C’est ainsi qu’Atlus va développer, pendant toute la durée de vie des consoles 32 et 64bits, un certain nombre de jeux et de séries, sorties au moins aux États-Unis, pour commencer à se faire connaître. Les sorties sont nombreuses, mais on retiendra :

- Megami Ibunroku : Persona, une série de RPG avec pour héros de jeunes adolescents écumant un lycée et un Tokyo totalement bouleversés par l’arrivée brutale d’éléments fantastiques. Elle sera adaptée aux États-Unis sous le nom de Revelations : Persona, et victime d’un massacre par la censure et une certaine idée de l’adaptation aux codes culturels américains. Cependant, c’est une série dont le succès important continue encore aujourd'hui.

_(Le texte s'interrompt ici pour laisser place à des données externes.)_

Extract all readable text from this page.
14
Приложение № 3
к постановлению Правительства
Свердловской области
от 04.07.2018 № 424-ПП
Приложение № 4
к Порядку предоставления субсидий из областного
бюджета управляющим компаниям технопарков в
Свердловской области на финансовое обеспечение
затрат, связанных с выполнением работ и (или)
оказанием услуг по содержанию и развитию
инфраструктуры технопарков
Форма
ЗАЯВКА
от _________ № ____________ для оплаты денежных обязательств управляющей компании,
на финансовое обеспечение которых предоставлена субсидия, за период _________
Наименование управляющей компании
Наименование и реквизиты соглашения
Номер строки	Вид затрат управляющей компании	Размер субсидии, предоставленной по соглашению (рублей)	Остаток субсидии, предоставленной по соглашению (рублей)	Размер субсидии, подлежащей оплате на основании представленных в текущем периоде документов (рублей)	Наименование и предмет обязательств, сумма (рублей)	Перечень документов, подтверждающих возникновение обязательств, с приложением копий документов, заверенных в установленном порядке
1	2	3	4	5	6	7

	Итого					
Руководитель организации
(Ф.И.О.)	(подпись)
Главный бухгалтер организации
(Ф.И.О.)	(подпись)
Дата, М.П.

- Devil Summoner, RPG futuriste à tendance cyberpunk qui reprend tout l'imaginaire des hackers pour le mélanger avec de la possession d'êtres vivants et des invocations démoniaques.

Je vous conseille également la duologie Persona 2 qui déborde de qualités comme de défauts !

Ces séries, qui auront chacun leur petit succès d’estime, ont surtout servi de laboratoire d’expérimentations pour Atlus, afin de sonder les goûts des joueurs. Faisant sciemment l’impasse sur la génération de consoles 32 bits, le prochain MegaTen se prépare tranquillement jusqu’en 2003. La firme, forte de ses expériences passées, va mettre le paquet pour frapper fort. Shin Megami Tensei 3 va se présenter à la fois comme l’ambassadeur moderne de la série en Occident, mais aussi comme le digne successeur, peu enclin à céder aux sirènes de la facilité, le but étant de percer sur le marché des joueurs occidentaux aguerris.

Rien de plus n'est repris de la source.